By 2010, the trade balance will fall back to zero, moving Russia away from the mixed blessings of export dependence, Alexei Ulyukayev, deputy head of the Central Bank, told a business conference Monday.

"It seems clear that the oil price levels we saw last year will not be repeated," Ulyukayev said. "A much larger role will be played this year by noncore industries. Electricity and banking sector IPOs alone will outpace the capital raised last year, and very importantly, these will not be related to the engines that drove growth in the oil and gas sector."

The Central Bank's policy of letting the ruble appreciate has been the one of the main burdens on the oil and gas sector, which has come off the boil in recent months. Even though it makes up more than 60 percent of federal budget revenues, Ulyukayev showed little sympathy for these bread-and-butter industries and signaled that the Central Bank would hold firm in keeping the ruble strong against the dollar-euro currency basket.

"We know very well from experience that [the oil and gas sector] is too dependent on volatility in foreign markets, and these can fluctuate 10 percent to 15 percent in a very short time."

Oil prices, however, have given the sector a badly needed boost in recent weeks.
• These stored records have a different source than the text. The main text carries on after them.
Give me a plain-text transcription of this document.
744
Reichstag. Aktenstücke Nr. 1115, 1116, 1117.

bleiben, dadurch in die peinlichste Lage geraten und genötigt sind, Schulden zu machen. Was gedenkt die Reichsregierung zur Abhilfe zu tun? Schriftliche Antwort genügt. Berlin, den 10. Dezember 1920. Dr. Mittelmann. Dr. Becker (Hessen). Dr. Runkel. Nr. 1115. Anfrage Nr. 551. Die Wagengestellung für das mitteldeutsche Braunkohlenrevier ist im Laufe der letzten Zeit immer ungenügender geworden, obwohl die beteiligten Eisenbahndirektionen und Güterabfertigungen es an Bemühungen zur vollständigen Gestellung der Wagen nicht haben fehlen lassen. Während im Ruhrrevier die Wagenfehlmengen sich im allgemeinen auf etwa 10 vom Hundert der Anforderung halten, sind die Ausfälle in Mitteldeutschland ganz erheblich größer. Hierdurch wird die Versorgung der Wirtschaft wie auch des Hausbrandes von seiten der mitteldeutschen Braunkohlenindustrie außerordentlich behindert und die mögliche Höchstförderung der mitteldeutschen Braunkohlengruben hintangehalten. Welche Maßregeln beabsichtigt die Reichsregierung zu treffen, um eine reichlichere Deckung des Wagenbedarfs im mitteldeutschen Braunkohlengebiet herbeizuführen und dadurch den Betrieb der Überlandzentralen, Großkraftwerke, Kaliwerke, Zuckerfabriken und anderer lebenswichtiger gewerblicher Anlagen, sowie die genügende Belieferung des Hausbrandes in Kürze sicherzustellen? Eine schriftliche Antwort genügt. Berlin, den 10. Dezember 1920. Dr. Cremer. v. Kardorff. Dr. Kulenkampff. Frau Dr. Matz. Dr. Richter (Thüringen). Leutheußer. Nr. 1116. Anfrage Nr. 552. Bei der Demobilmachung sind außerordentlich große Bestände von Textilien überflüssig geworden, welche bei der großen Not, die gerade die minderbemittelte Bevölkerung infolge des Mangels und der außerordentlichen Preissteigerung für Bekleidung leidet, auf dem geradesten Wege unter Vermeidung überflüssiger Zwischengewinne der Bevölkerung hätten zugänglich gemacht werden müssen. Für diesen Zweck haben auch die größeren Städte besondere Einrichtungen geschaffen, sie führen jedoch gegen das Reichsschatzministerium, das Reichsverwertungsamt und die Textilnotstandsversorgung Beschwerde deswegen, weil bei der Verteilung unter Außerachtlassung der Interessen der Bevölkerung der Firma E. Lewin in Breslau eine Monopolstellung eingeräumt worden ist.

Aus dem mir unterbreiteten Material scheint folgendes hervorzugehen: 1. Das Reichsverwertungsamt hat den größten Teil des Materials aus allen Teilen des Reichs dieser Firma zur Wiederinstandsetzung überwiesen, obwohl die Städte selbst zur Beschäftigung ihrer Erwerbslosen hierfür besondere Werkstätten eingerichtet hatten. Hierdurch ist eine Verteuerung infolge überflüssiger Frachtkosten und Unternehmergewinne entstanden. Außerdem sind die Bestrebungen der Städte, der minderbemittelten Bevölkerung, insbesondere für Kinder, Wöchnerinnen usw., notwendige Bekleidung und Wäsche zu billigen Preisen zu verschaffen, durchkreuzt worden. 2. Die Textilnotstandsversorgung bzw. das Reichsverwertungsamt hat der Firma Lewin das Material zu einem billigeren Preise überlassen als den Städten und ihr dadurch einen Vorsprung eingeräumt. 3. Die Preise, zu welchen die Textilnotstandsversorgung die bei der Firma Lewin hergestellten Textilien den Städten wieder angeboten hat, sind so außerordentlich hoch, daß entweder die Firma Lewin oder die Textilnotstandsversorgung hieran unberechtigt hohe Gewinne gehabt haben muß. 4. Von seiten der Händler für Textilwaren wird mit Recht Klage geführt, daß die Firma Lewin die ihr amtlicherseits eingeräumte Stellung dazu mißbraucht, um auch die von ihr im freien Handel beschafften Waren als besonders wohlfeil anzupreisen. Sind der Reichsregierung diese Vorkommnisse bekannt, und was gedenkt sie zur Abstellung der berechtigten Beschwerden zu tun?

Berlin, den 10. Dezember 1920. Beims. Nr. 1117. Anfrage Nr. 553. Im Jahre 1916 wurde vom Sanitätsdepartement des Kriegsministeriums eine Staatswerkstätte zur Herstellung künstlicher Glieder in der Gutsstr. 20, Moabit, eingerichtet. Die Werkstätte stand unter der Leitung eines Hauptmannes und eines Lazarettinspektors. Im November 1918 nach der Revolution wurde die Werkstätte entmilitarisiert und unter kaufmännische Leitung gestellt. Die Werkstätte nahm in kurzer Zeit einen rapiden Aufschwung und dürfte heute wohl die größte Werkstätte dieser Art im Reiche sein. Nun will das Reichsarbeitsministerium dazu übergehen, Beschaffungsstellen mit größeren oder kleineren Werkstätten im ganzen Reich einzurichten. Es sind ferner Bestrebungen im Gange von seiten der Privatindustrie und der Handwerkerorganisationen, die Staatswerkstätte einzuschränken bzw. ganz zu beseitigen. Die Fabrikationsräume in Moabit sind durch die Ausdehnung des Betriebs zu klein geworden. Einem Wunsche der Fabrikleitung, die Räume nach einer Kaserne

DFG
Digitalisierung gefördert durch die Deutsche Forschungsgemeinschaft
Though it cooled off slightly Thursday and Friday, the price of crude remains above $64 per barrel. If it falls back to a level of below $60 per barrel, investors may be put off too much by falling oil and gas stocks to actively explore other sectors. The current level, however, should "provide a near-term floor under Russian equities, encouraging a wider variety of investors to venture into different sectors and tiers of the market," Alfa Bank wrote Friday in a research note.

Renaissance Capital suggested that the appetite for risk is too low after last month's global markets correction to expect investors to dive into new emerging market stories. "On a 12-month basis, we believe that there is a much larger chance than the market is currently discounting of an international repricing of risk leading to a major slump [more than 25 percent] in the Russian equity market," Roland Nash, the bank's head of research, wrote in a strategy statement for the second quarter.

The Central Bank figures also showed a healthy pace of capital inflows, which stand at $13 billion for the quarter. But analysts said this figure seems to be inflated by the February decision to let the ruble appreciate, making it more attractive for currency traders who bought up rubles with foreign cash.